KHR. Ali Mansur merupakan Pencipta Shalawat Badar yang sudah sangat popular di masyarakat. Ia pernah menetap di Singaraja tepatnya di Kampung Arab sejak tahun 1954 sampai dengan 1956 bersamaan dengan tugas dari Kemetrian Agama. Di tahun itu juga, ia ditunjuk sebagai Ketua Konsul NU (Sekarang setingkat PWNU) untuk wilayah Bali-Nusa Tenggara.


Selama di Buleleng, Kiai Ali Mansur aktif berkeliling untuk berdakwah, sekaligus memperkenalkan NU kepada masyarakat. Menariknya, ada kesaksian para sesepuh yang dulu pernah mengikuti pengajiannya, Kiai Ali Mansur selalu melantunkan potongan syiir Solawat Badar diakhir ceramahnya. Artinya, besar kemungkinan Sholawat Badar ini ditulis di Bali dan kemudian disempurnakan ketika beliau pindah ke Banyuwangi pada tahun 1960an.


KH Mohammad Hasan atau lebih dikenal dengan Guru Hasan adalah sosok ulama asli Kampung Kajanan yang mengajarkan Al-Quran dan Kitab Kuning. Pada saat pendirian NU, Guru Hasan ditunjuk sebagai Khatib Syuriah pertama PCNU Buleleng tahun 1954.


Setelah meletusnya Gunung Agung pada tahun 1963, Guru Hasan bersama puluhan KK di singaraja mengikuti program transmigrasi ke Sumbawa.
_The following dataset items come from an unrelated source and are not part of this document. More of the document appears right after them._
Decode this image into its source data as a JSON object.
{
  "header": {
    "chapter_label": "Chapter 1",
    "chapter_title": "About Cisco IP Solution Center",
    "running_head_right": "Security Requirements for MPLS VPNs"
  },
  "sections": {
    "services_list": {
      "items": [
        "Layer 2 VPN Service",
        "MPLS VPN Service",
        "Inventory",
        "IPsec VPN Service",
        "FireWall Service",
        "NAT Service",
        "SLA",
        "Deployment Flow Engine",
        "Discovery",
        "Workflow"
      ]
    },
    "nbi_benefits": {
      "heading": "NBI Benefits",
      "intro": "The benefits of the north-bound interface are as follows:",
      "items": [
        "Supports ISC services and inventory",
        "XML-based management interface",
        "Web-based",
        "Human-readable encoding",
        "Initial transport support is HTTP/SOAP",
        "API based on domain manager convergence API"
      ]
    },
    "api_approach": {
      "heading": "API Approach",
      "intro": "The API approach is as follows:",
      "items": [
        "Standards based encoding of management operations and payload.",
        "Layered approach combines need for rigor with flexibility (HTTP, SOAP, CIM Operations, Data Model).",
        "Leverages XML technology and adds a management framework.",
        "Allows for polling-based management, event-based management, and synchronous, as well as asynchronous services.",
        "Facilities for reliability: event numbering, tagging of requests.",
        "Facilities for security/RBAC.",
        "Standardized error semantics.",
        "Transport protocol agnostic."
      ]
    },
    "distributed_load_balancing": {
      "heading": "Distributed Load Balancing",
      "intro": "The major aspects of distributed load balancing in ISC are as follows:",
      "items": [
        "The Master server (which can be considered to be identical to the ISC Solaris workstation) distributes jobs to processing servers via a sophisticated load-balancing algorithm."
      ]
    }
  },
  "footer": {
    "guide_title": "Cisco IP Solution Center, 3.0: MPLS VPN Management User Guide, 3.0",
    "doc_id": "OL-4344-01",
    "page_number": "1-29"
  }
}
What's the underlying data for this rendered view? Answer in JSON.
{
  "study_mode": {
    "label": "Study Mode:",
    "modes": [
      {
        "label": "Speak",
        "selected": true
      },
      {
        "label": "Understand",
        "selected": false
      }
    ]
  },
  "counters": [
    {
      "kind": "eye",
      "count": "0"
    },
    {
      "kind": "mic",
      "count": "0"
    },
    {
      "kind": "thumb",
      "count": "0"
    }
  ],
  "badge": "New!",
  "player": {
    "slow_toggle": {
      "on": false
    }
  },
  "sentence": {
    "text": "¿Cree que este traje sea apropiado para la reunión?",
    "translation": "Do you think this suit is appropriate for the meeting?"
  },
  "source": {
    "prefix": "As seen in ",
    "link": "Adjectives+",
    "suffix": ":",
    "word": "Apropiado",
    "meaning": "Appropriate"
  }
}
Disana selain berkebun, beliau tetap mengajar ngaji kepada penduduk setempat.


Guru Hasan wafat sekitar tahun 1970, dan menurut informasi, makamnya yang ada di daerah Plampang Sumbawa ini, oleh masyarakat sekitar dianggap makam keramat sebagai bentuk penghormatan karena dakwah yang pernah dilakukannya.